Sal: At TetraScience, we saw the opportunity to solve one of the biggest problems in life science: making the data produced by scientific instruments easy to access and consume, and ready for analytics from day one. To do this, Tetra has to be a truely open platform focused on solving the R&D data engineering problem. On the other hand, managing and scaling a Lab Monitoring product requires a different type of DNA and significant investments for building innovative hardware solutions. Because of this, we all felt that Elemental was the perfect new home for the Tetra Lab Monitoring product.
How did such a discussion even begin? Who made the first move?
Sridhar: It may surprise people to learn that Sal and I had a tradition of getting dinner together once or twice a year. During our most recent catchup dinner, he brought up the future of Tetra, and an opportunity he saw to strengthen both brands and benefit both sets of customers by selling the Tetra Lab Monitoring business to Elemental Machines.
Sal: The best way to put it is that Sri and I were at the right place at the right time. We have known each other for a few years, and when we met for dinner at the beginning of last summer, the conversation naturally evolved toward possible ways to work together. By the end of the dinner, we realized that we both shared the same vision for continuing to deliver value to the LabOps professionals and that joining forces was in the best interest of both companies and customers.
How will the non-acquired portions of TetraScience be affected by the change?

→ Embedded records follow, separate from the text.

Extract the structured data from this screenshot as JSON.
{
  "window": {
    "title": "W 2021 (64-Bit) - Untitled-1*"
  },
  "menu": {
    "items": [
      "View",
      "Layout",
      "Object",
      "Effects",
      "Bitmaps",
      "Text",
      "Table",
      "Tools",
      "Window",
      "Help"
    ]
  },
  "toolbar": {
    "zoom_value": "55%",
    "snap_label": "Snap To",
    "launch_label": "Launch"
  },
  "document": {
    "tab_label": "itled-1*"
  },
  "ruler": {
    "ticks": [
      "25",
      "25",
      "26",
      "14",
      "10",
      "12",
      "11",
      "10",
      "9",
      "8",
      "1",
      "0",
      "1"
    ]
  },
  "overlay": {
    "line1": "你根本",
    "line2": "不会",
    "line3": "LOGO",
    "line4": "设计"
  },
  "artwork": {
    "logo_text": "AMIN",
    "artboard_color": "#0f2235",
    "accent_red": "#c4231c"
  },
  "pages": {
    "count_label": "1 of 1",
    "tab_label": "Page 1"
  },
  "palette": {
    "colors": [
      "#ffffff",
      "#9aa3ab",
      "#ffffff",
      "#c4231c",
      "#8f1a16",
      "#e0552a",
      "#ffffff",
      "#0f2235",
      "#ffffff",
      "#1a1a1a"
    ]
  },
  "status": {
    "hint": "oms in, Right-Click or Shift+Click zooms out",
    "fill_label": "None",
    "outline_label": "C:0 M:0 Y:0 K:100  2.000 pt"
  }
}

Sal: This acquisition will enable TetraScience to focus entirely on delivering value to the life science industry via the R&D Data Cloud. It's important also to note that TetraSciences's ability to connect to simple lab equipment, such as balances and pH meters, and to extract experimental data via IoT is not affected by this divesture. Additionally, the Tetra Partner Network program will ensure that those customers who will also need a lab monitoring solution can have the option to buy it from Elemental Machines. The growth in the Tetra R&D Data Cloud has been simply incredible, and it represents an opportunity for us to collaborate moving forward without distracting them from their core.

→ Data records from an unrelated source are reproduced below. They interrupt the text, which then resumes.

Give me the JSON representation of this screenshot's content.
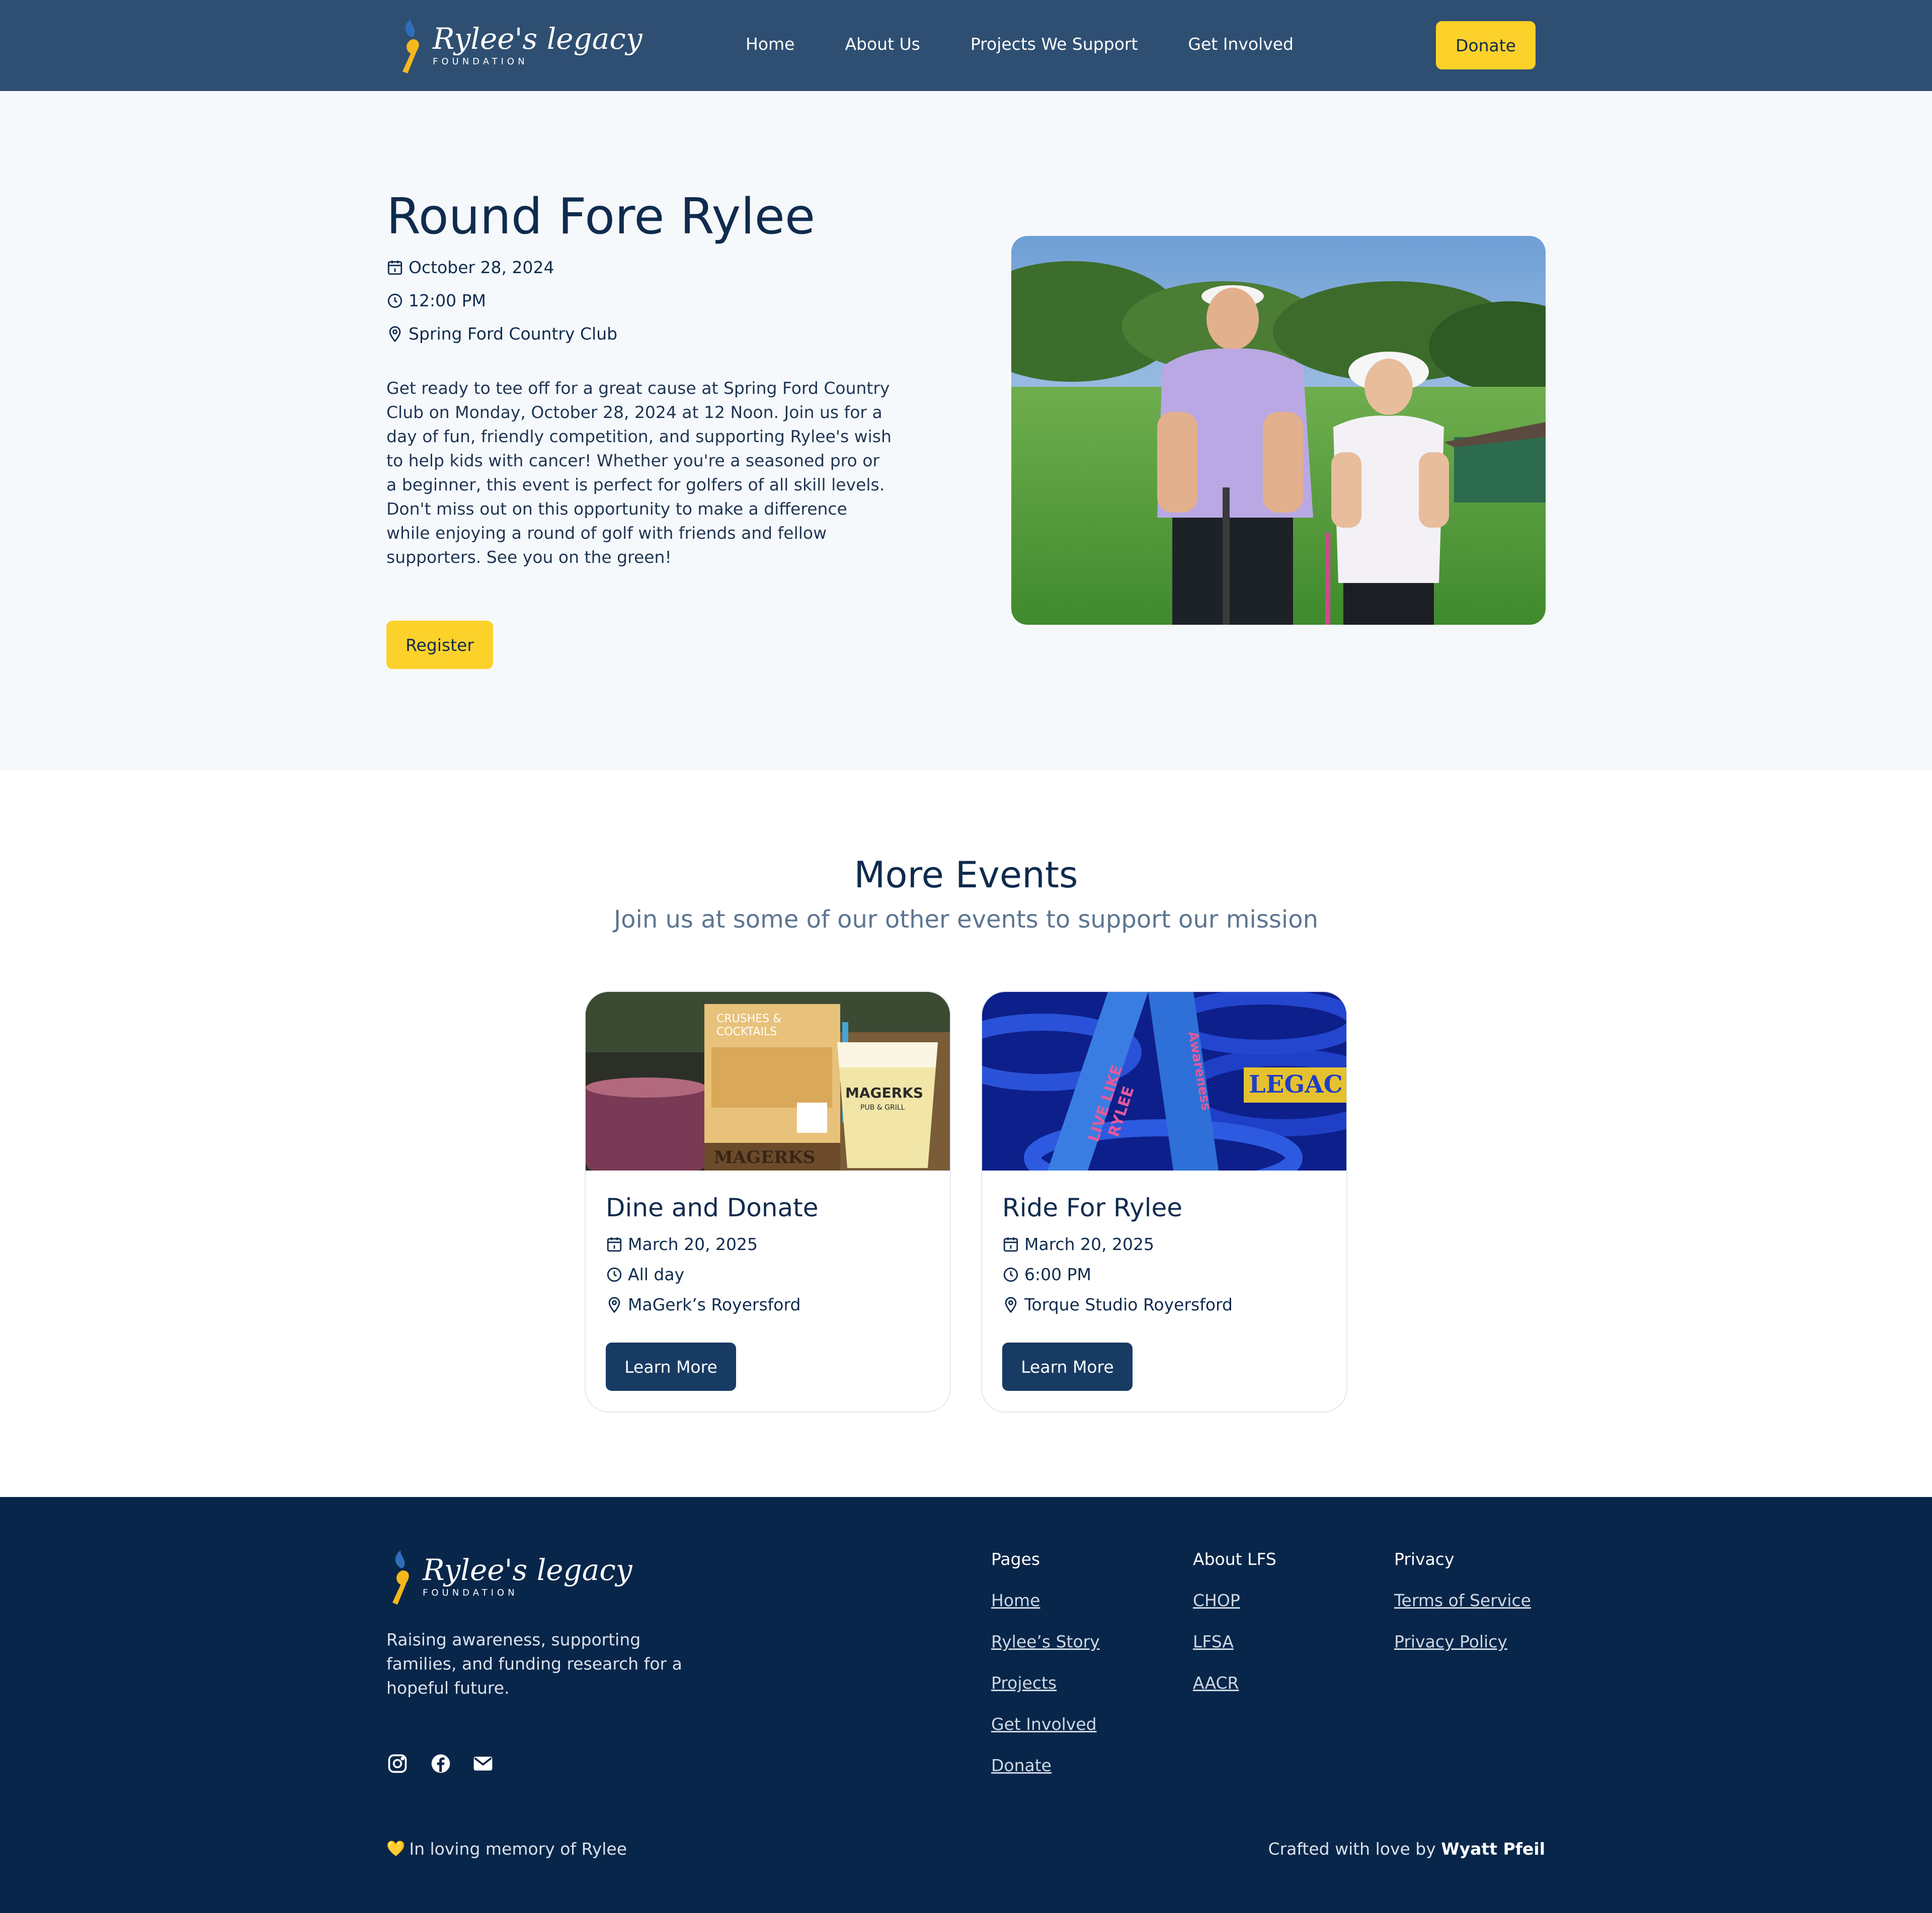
{
  "header": {
    "logo_script": "Rylee's legacy",
    "logo_sub": "FOUNDATION",
    "nav": [
      "Home",
      "About Us",
      "Projects We Support",
      "Get Involved"
    ],
    "donate_label": "Donate"
  },
  "hero": {
    "title": "Round Fore Rylee",
    "date": "October 28, 2024",
    "time": "12:00 PM",
    "location": "Spring Ford Country Club",
    "description": "Get ready to tee off for a great cause at Spring Ford Country Club on Monday, October 28, 2024 at 12 Noon. Join us for a day of fun, friendly competition, and supporting Rylee's wish to help kids with cancer! Whether you're a seasoned pro or a beginner, this event is perfect for golfers of all skill levels. Don't miss out on this opportunity to make a difference while enjoying a round of golf with friends and fellow supporters. See you on the green!",
    "register_label": "Register"
  },
  "more_events": {
    "title": "More Events",
    "subtitle": "Join us at some of our other events to support our mission",
    "cards": [
      {
        "title": "Dine and Donate",
        "date": "March 20, 2025",
        "time": "All day",
        "location": "MaGerk’s Royersford",
        "button": "Learn More",
        "img_words": [
          "CRUSHES &",
          "COCKTAILS",
          "MAGERKS",
          "PUB & GRILL",
          "MAGERKS"
        ]
      },
      {
        "title": "Ride For Rylee",
        "date": "March 20, 2025",
        "time": "6:00 PM",
        "location": "Torque Studio Royersford",
        "button": "Learn More",
        "img_words": [
          "LIVE LIKE",
          "RYLEE",
          "Awareness",
          "LEGAC"
        ]
      }
    ]
  },
  "footer": {
    "logo_script": "Rylee's legacy",
    "logo_sub": "FOUNDATION",
    "tagline": "Raising awareness, supporting families, and funding research for a hopeful future.",
    "columns": [
      {
        "heading": "Pages",
        "links": [
          "Home",
          "Rylee’s Story",
          "Projects",
          "Get Involved",
          "Donate"
        ]
      },
      {
        "heading": "About LFS",
        "links": [
          "CHOP",
          "LFSA",
          "AACR"
        ]
      },
      {
        "heading": "Privacy",
        "links": [
          "Terms of Service",
          "Privacy Policy"
        ]
      }
    ],
    "memory": "In loving memory of Rylee",
    "memory_heart": "💛",
    "credit_prefix": "Crafted with love by",
    "credit_name": "Wyatt Pfeil"
  },
  "colors": {
    "header_bg": "#2f4f72",
    "accent_yellow": "#fcd12a",
    "navy": "#0f2b4e",
    "footer_bg": "#08264a"
  }
}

What does this acquisition mean for the technological future of Elemental Machines?
Sridhar: In addition to the initial integrations, we now have an awesome partner in the R&D Data Cloud, which means we can focus our efforts in expanding beyond just R&D labs.
In 15 years, how will this moment be viewed in terms of its significance to the LabOps community as a whole?
Sridhar: Today, when you say “CRM,” people think of Salesforce. When you say “smartphone,'' people envision an iPhone. Because of this acquisition, when people say, “LabOps” in the years to come, Elemental Machines will be the singular brand that comes to mind. That’s a big responsibility, and one we don’t take lightly.